The findings prove without doubt that chronically ill people have much more than Lyme disease. Figure 1, a direct extract from the paper, presents the vast array of systems impacted; three quarters of patients have immune dysfunction (72.5%), more show heavy metal toxicity (85%) and allergy, with 45% food allergy and 56% allergy to drugs. Three quarters of patients have nutritional and enzyme deficiencies (76%) with more than half the patients showing MTHFR mutation (52.5%). Importantly, nearly all patients had an endocrine abnormality (98%), neurological dysfunction (95%), pain syndromes (92.5%) and psychological issues (88.5%). There are also nearly three quarters of patients with some form of gastrointestinal (79.5%) and liver dysfunction (74%).

Dr Horowitz’s research also showed and incredibly high number of patients with multiple overlapping factors. Each of the patients studied in this research all had persistent and ongoing symptomology and remained chronically ill due to the numerous other health issues that compound their recovery.

The retrospective chart review, using the 16-point MSIDS model, highlights the most important medical problems that need to be addressed for patient recovery. These include addressing opportunistic infections like babesiosis and bartonella (100% of the cohort were positive to other infections), “decreasing inflammation (avoiding allergic/sensitive foods, getting adequate sleep), assisting detoxification pathways for severe Herxheimer reactions, addressing immune dysfunction and/or immune deficiency, treating POTS/dysautonomia, as well as addressing any associated hormonal and psychological dysfunction.”

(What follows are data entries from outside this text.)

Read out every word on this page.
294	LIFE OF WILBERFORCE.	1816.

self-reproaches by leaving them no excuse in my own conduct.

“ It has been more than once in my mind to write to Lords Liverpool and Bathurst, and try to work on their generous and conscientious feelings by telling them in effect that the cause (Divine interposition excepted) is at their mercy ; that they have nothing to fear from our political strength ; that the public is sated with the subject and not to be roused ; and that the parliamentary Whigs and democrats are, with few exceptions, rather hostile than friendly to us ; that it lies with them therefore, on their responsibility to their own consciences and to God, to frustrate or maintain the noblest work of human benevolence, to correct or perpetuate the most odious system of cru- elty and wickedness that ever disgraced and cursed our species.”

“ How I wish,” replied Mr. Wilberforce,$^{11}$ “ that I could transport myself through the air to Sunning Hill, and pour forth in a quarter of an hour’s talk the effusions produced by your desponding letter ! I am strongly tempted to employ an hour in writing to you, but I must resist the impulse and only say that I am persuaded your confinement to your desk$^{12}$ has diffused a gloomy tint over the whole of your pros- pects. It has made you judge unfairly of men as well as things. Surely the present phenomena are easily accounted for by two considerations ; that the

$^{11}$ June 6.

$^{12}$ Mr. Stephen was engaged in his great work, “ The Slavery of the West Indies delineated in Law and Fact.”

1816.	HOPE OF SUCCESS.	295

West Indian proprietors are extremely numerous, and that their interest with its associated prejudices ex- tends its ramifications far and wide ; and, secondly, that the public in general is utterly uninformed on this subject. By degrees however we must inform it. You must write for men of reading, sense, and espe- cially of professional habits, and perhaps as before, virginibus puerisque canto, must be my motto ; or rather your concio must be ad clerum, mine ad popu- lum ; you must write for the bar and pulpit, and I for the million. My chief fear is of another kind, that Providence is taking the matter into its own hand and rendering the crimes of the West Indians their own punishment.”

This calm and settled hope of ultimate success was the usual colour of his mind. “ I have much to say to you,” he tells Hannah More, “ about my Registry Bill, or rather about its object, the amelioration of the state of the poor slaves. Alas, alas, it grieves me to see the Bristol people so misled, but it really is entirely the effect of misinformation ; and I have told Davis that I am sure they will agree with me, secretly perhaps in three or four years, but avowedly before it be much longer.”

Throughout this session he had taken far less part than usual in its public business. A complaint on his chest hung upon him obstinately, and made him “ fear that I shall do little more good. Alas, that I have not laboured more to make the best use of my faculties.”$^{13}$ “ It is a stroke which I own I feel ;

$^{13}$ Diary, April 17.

This research shows that a quantitative analysis of patient charts, retrospectively, has considerable utility in cases where medically unexplained symptoms persist; the usefulness of this kind of approach in Australia has been recommended many times. However, the approach used in this study relies heavily on standardised and accepted diagnostic tests some of which are not routinely available in Australia or have been hindered by controversy. I’ll cover the diagnostic issues and methods of evaluation in a Part 2 blog post next week.

Central outcome of this research is that Lyme disease, or Lyme like illness or DSCATT as it’s called in Australia, is never just Borrelia. As such, a complete paradigm shift and interdisciplinary systems-biology approach is required to better understand the complexity.